Granit built on Beri and Julie’s ideas, suggesting they dig down to create a high ceiling which would be in keeping with the sense of grandeur throughout the rest of the house. They also incorporated a concrete floor through from the kitchen into the dining area and into the outside.
Raiding the piggy bank
To get the project underway the lean-to conservatory was removed first. This paved the way for the builders to be able to dig down so they could create the three metre high ceiling. They had to underpin the original rear wall, which is where Beri and Julie’s emergency ‘piggy bank’ came to good use. Julie explains,
“We discovered that the house needed to be underpinned in four places, which added £12,000 to the project cost. It’s a good job we organised a contingency budget.”
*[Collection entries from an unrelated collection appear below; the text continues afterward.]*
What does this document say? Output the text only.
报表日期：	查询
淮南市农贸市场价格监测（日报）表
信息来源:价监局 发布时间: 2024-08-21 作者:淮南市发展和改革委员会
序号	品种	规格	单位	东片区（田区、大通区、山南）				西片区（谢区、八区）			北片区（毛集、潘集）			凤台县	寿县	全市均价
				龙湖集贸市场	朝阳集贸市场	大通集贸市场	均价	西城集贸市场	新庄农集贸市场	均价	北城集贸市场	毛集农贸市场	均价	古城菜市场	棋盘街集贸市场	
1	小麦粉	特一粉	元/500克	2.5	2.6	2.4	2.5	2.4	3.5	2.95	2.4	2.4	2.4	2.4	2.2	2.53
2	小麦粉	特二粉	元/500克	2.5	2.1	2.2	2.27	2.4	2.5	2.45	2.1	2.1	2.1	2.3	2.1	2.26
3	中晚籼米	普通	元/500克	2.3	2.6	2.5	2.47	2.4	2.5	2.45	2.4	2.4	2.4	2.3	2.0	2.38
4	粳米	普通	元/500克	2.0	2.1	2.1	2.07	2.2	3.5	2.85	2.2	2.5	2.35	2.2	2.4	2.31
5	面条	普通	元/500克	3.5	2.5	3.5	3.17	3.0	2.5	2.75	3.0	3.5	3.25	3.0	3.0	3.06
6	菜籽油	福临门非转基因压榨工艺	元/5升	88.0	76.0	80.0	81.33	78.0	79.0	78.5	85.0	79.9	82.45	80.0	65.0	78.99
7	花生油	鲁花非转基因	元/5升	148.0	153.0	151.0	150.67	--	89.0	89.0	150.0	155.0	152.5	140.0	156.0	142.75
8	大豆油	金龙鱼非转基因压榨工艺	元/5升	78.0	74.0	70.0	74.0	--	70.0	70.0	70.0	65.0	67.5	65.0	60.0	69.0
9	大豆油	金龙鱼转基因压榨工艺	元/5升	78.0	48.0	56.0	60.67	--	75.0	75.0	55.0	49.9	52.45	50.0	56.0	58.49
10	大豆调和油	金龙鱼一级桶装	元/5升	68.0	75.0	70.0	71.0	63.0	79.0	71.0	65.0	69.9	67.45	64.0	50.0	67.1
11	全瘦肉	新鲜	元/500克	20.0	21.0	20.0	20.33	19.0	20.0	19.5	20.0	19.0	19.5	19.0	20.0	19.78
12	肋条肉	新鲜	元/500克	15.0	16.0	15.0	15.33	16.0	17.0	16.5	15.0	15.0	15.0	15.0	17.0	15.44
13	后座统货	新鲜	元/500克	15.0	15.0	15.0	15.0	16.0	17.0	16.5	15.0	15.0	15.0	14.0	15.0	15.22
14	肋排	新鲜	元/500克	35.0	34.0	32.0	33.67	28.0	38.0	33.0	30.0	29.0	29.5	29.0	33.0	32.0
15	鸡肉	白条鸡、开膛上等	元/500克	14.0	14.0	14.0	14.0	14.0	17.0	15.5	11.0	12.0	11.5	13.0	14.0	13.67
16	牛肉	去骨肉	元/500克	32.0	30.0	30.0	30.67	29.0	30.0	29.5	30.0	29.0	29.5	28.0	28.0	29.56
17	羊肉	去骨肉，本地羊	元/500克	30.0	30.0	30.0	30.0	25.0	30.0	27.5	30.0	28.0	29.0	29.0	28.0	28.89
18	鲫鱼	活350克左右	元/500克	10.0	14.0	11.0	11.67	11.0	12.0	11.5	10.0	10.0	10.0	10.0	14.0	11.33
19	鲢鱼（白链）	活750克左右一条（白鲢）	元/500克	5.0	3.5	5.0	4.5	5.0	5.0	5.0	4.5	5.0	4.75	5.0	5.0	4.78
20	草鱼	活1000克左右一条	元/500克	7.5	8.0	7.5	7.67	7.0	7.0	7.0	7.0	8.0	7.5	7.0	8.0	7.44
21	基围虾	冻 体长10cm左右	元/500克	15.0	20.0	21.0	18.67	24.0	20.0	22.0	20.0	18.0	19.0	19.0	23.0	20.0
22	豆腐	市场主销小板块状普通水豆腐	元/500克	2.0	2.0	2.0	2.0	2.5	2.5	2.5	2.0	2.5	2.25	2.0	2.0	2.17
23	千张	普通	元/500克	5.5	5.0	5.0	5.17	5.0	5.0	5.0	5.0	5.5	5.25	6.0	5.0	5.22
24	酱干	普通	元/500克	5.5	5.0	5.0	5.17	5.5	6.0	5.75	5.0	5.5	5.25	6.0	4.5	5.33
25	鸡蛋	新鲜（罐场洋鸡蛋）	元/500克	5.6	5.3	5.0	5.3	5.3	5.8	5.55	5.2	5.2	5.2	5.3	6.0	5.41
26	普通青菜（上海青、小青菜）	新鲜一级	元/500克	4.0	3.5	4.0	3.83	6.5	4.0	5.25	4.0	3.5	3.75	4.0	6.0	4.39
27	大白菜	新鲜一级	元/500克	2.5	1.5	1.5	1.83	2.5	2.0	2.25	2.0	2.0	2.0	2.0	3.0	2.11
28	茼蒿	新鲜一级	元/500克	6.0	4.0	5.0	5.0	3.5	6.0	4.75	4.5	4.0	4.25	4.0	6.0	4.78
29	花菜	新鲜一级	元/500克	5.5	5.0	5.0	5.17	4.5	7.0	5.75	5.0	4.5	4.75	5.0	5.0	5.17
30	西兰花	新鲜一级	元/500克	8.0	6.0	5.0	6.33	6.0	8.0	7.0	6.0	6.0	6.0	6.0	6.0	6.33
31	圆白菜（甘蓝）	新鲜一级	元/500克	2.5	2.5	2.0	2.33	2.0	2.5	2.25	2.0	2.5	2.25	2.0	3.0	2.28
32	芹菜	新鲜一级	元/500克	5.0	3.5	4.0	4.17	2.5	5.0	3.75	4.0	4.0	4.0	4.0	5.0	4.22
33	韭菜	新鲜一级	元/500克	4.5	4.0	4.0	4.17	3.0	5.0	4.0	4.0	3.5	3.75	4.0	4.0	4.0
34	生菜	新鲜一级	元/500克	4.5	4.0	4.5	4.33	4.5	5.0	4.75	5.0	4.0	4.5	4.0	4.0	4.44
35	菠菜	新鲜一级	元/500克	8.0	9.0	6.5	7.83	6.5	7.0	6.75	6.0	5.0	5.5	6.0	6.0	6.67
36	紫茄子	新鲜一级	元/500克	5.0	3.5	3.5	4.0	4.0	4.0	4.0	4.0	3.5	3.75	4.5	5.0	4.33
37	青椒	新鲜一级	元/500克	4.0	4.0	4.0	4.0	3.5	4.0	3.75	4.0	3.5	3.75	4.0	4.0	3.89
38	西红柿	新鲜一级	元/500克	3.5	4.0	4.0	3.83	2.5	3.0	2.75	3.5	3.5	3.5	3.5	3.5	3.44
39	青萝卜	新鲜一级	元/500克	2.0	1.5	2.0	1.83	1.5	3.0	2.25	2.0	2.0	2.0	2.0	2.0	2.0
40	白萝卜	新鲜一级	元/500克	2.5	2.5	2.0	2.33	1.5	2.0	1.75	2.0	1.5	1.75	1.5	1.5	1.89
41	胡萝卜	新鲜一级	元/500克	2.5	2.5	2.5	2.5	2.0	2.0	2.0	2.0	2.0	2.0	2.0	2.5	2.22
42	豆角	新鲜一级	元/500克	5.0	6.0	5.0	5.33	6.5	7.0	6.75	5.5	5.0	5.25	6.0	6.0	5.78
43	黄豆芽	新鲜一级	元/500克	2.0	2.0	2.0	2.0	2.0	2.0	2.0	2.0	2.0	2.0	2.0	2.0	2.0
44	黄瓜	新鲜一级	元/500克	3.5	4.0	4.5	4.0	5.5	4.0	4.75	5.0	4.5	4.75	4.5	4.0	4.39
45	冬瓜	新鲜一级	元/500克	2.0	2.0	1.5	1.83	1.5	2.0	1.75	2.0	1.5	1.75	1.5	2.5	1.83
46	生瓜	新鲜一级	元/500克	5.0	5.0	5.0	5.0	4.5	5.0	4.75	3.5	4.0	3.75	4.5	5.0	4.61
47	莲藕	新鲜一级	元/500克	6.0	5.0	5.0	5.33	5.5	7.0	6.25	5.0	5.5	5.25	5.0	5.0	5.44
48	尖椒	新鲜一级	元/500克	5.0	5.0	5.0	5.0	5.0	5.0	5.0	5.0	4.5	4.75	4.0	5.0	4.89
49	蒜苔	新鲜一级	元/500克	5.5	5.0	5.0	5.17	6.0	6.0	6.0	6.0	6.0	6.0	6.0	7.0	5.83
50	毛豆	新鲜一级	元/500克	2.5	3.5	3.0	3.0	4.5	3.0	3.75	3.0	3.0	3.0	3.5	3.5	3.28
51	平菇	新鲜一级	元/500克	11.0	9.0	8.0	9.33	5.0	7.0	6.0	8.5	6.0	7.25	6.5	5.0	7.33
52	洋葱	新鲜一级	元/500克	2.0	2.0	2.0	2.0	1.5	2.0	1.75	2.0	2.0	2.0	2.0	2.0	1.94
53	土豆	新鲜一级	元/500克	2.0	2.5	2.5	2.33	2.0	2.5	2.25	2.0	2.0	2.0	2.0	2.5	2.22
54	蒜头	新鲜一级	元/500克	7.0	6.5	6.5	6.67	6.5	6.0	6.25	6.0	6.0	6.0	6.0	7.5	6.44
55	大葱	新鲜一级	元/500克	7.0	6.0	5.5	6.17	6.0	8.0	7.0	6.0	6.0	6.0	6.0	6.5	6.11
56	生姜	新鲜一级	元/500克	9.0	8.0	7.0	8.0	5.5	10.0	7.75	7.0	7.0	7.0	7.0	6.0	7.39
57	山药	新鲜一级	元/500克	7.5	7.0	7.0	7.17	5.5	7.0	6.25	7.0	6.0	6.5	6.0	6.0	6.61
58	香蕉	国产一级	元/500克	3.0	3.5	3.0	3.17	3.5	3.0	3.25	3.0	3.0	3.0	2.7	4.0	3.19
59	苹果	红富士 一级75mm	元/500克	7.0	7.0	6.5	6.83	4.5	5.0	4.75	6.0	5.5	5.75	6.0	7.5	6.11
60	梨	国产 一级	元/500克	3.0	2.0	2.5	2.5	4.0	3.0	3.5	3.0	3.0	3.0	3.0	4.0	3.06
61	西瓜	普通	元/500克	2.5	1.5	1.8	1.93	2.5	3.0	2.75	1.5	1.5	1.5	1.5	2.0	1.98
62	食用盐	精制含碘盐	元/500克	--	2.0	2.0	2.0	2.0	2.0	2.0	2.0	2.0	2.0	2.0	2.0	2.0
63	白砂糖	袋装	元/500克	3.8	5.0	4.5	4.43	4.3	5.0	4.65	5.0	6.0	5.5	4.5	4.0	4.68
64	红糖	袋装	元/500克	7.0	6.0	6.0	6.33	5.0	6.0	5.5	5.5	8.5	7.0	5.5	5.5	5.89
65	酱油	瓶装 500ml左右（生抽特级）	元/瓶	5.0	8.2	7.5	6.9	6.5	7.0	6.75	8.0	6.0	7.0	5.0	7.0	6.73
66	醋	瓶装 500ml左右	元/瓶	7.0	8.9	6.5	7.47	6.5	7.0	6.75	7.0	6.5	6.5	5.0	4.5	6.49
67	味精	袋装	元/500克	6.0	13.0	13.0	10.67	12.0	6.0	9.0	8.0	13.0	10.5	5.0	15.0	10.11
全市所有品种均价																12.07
Improvisation also played its part in creating a feature they did not quite have in mind. The exposed brick wall, which adds real character, provides a unique cooker splashback when covered with a glass mount. Beri explains:
“It was actually an accident, as the feature brick wall was built far too long. Instead of covering it with tiles, we improvised and kept it how it is, it makes a lovely alternative.”
Nine months later
It took Beri and Julie nine months to complete the project. They now have a modern dining area with traditional and contemporary features, perfect for hosting family and friends. Julie says,
“When I saw the finished space, it felt like I was in a new house.”
“It feels peaceful and in perfect harmony with the soul of the original house.”
With plenty of time to plan, a backup budget in place and surprises taken in their stride, their new kitchen-dining area has truly transformed the home.
The view from the architects
“The clients decided to refurbish their property to create a modern, minimal family home. They wanted to extend into the garden and to the side of the kitchen to create a large living space, filled with natural light, and to make a better connection with the garden. The final design by Granit Architects has opened-up the ground floor significantly, opening up a large space in the kitchen dining room and providing a level threshold with the garden to create a seamless connection from inside to out.
A large L-shaped roof light now sits above the kitchen and dining room, flooding the space with light. A reclaimed bandstand column has been used rather than a steel across the back of the house to support the upper floors and to enable the roof light’s dramatic change of direction. This almost suggests the house is floating above the kitchen.
Full width steel framed windows and doors were added to the rear to help flood the room with afternoon light and marry with the garden beyond. This also created an industrial aesthetic, alongside the reclaimed column and exposed brick walls, giving the space a unique quality both in terms of shape and finish. The exposed bricks are brand new and not existing stock, which allowed the wall to run straight into floor without the need for skirting boards.
Throughout the house, materials were chosen to provide modernity but with a reference to industry and classics, such as parquet flooring in the hall and living room.”